I am amused when someone comments on a on-line camera showreel about how great the skin tones are. Well, you can get great skin tones out of any camera – some just might need a lot of work in post to get there. But that really begs the question of what we mean by ‘great skin tones’ – it is an entirely subjective matter (as Phil Rhodes discussed here) depending on context and culture and the colour of the skin we are talking about in the first place. My feeling is a lot of the preoccupation with skin tone has come about with people shooting log files that necessitate grading, and then finding themselves not sufficiently proficient to get a good grade themselves. Before digital cameras, I don’t remember ‘skin tone’ being much of an issue – it was generally acknowledged that the default look of, say a Sony camera was different from that of a Panasonic camera (Sony’s were warmer and richer, Panasonic more neutral) but few suggested one was actually ‘wrong’.
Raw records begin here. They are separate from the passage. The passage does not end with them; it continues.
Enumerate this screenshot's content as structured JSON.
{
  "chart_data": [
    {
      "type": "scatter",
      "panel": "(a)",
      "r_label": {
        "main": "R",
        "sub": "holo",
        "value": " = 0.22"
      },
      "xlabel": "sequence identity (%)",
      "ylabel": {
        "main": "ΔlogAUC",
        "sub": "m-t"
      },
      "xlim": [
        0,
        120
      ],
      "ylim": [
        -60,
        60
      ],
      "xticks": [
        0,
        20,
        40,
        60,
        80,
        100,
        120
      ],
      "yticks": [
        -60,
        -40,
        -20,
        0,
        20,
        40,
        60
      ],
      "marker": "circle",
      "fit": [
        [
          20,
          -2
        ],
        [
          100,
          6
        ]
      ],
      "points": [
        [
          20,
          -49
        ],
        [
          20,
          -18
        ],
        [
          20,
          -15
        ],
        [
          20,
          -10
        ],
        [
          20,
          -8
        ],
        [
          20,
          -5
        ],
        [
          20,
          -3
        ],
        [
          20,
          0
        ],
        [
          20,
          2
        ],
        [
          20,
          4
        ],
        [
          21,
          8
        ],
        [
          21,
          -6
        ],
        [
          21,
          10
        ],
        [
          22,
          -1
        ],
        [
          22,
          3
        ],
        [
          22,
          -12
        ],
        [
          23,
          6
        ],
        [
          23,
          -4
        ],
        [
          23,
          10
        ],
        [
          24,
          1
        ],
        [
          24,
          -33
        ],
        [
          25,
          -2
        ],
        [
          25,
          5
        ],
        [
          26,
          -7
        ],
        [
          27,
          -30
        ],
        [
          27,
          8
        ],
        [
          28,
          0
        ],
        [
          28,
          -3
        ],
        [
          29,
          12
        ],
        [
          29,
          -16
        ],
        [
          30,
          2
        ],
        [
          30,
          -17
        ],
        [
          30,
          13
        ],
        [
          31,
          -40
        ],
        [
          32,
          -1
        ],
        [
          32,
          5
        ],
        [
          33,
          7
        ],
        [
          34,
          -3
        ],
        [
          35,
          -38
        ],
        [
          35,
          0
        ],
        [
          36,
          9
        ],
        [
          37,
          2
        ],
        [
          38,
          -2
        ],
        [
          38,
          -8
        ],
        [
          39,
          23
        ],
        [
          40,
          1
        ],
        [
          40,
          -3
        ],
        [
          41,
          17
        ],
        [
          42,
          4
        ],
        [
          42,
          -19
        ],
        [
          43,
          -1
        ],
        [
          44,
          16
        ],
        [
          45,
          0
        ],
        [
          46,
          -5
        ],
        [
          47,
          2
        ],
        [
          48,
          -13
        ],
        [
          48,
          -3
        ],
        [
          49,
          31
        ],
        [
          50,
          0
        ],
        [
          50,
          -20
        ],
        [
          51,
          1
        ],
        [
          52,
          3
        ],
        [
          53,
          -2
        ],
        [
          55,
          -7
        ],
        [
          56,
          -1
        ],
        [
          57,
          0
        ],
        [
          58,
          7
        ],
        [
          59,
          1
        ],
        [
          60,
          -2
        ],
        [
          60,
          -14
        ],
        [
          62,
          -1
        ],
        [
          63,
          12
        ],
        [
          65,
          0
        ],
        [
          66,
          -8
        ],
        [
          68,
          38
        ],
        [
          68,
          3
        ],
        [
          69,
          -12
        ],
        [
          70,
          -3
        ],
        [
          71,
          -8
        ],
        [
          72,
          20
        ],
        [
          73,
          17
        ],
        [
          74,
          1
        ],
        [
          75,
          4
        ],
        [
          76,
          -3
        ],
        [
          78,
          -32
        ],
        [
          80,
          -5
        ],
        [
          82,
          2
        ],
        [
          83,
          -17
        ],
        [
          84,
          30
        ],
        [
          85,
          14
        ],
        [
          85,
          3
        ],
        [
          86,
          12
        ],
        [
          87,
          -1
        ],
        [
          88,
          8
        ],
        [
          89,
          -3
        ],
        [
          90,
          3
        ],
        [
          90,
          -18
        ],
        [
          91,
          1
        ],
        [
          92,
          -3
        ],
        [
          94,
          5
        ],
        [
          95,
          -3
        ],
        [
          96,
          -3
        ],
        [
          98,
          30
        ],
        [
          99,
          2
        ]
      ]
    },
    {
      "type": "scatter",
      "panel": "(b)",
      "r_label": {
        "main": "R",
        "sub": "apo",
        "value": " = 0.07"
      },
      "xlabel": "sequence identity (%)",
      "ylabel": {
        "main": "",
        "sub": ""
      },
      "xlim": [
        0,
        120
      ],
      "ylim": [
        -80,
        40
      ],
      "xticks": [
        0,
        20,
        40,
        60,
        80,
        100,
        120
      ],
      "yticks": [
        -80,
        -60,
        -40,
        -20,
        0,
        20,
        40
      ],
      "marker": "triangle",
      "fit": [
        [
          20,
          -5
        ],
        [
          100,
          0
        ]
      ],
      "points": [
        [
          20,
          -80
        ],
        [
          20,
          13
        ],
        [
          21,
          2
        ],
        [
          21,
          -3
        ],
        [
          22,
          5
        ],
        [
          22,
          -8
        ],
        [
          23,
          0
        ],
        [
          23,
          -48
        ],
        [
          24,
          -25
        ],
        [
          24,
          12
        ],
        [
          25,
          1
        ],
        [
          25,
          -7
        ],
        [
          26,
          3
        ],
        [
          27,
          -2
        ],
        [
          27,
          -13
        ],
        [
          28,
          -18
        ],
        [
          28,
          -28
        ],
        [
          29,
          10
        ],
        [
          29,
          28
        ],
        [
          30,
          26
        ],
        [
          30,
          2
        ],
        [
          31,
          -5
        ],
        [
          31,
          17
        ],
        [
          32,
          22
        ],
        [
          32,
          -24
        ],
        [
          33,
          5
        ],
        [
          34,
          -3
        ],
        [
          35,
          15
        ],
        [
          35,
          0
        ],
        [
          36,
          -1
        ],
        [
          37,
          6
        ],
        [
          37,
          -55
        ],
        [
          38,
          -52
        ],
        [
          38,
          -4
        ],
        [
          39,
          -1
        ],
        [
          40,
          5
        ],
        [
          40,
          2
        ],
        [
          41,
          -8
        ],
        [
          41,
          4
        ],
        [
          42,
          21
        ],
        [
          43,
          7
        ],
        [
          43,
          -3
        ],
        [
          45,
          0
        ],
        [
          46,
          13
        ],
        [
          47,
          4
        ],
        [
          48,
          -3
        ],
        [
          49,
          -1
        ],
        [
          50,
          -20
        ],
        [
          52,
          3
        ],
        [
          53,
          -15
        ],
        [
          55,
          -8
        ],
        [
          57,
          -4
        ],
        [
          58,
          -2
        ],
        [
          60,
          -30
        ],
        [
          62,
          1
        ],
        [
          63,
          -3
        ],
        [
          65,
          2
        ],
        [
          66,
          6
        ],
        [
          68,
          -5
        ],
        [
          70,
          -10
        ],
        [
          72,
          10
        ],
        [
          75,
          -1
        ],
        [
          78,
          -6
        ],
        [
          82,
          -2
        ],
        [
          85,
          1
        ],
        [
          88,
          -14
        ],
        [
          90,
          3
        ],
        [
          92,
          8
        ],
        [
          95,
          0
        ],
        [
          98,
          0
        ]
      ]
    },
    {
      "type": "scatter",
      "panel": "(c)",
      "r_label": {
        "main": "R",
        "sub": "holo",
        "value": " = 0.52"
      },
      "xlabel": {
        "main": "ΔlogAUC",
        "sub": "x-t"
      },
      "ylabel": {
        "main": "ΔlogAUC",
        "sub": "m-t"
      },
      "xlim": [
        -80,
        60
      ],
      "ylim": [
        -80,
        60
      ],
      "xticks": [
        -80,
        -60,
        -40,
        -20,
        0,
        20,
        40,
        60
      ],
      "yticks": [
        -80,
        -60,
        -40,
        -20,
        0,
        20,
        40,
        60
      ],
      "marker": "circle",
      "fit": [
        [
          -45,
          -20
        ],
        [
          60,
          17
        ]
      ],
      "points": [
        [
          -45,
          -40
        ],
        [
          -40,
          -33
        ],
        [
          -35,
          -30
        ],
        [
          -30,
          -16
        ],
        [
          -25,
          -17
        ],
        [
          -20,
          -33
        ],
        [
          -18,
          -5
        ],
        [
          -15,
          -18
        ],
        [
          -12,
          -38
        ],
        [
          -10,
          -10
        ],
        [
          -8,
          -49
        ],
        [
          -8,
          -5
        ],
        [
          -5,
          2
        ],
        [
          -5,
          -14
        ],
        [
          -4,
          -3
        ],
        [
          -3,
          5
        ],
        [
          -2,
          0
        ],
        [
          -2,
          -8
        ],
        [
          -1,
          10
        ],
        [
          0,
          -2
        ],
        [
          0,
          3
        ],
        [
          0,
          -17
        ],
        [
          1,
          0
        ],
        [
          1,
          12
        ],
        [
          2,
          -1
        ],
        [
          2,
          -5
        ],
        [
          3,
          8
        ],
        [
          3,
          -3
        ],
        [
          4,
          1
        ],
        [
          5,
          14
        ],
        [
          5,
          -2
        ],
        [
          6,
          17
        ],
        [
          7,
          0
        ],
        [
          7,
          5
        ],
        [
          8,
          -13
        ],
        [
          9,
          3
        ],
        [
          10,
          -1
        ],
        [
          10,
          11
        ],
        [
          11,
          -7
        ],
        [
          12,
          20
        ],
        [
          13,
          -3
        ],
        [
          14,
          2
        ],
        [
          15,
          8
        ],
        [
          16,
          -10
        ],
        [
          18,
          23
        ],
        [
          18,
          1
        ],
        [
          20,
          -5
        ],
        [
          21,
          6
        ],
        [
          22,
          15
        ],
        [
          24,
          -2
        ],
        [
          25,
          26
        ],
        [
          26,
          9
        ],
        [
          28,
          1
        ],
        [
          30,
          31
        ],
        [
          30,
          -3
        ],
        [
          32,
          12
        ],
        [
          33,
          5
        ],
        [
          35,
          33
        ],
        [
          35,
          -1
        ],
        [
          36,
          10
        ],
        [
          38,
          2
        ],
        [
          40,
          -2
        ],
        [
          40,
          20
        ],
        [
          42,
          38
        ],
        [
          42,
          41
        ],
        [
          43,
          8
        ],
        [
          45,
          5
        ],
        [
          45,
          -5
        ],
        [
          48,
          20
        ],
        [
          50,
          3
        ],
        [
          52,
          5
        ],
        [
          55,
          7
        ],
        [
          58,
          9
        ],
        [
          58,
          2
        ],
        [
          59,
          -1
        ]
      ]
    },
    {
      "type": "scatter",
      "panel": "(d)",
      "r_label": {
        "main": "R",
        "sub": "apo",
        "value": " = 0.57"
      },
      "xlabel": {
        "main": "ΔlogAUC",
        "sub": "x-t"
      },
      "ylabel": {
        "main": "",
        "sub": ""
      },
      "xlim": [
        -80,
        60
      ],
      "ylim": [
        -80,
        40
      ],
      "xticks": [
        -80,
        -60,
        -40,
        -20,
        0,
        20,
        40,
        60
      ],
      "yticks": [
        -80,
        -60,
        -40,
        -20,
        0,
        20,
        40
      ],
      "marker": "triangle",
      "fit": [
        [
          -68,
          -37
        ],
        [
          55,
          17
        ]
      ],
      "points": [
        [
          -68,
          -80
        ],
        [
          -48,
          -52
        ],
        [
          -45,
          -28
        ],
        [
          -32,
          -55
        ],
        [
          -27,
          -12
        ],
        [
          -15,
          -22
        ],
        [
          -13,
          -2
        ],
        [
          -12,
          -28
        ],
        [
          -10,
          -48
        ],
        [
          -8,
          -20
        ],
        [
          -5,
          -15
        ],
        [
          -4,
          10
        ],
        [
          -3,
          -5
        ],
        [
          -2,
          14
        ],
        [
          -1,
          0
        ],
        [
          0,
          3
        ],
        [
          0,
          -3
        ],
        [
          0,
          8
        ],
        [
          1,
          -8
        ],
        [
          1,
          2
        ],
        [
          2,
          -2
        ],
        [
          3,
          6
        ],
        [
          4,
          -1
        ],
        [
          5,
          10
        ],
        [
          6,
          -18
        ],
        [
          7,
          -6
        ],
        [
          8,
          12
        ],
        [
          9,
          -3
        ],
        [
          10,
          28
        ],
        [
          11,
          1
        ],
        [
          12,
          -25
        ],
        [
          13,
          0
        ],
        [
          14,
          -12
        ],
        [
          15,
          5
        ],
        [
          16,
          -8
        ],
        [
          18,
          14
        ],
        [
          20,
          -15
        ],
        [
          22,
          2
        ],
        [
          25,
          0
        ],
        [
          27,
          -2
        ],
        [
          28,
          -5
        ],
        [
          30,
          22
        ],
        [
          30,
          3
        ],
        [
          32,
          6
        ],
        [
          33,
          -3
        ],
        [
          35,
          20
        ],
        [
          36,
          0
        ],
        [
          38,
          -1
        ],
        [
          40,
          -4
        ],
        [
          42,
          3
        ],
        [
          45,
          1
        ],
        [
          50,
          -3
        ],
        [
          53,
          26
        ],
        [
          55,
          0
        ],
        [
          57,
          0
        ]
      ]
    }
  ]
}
I think you can say that cameras with great colorimetry produce, to most tastes, skin tones needing a lot less tweaking in a wide range of conditions, but that is not something revealed in a showreel.


And it’s the same for sound. I once listened to an on-line test where a range of lavalier mics, three of which I actually owned, were compared. And the results bore little relationship to my own experience of using them (contrary to the tests, the cheaper mics were not really the bargain they appeared to be). I even made the mistake once, when I needed a lightweight on-camera mic for a particular job, listening to a re-seller’s online comparison. The mic I bought – a mid-price directional mic from a well-know European brand – sounded by far the best when suspended 2 feet away from a male reader in a studio. And if that was all I was going to use it for, I’m sure it would have been fine, but on an actual shoot it sounded very disappointing. In the real world we don’t shoot in ideal conditions, and it might be that how a mic performs when it’s not quite in the right place is more important than what it’s like when it’s in an ideal position. Depending on the type of work you are doing, the off-axis performance of a mic might be just what makes it your favourite.

And it is the same with cameras, If you shoot documentaries, you might be more concerned about what the image looks like when it is underexposed than when it is ‘correctly’ exposed. You might put up with a little more noise or a lens that is slightly soft at the edges if it enables you to get shot you otherwise wouldn’t get. A camera that is fast and easy to work with might enable you to get twice as many great shots as another camera, but that’s never going to be revealed on a shoot-out. Picture quality becomes irrelevant if your batteries run out before the end of the shot or if you’ve missed it altogether because you are still bolting your rig together.

So what’s the answer? I find the most useful reviews are those by experienced professionals who have taken the kit out and actually used it – or, even better, shot a film with it. Their subjective evaluation is generally more informative than a series of lab results. But best of all – borrow or hire the kit and try it out for yourself.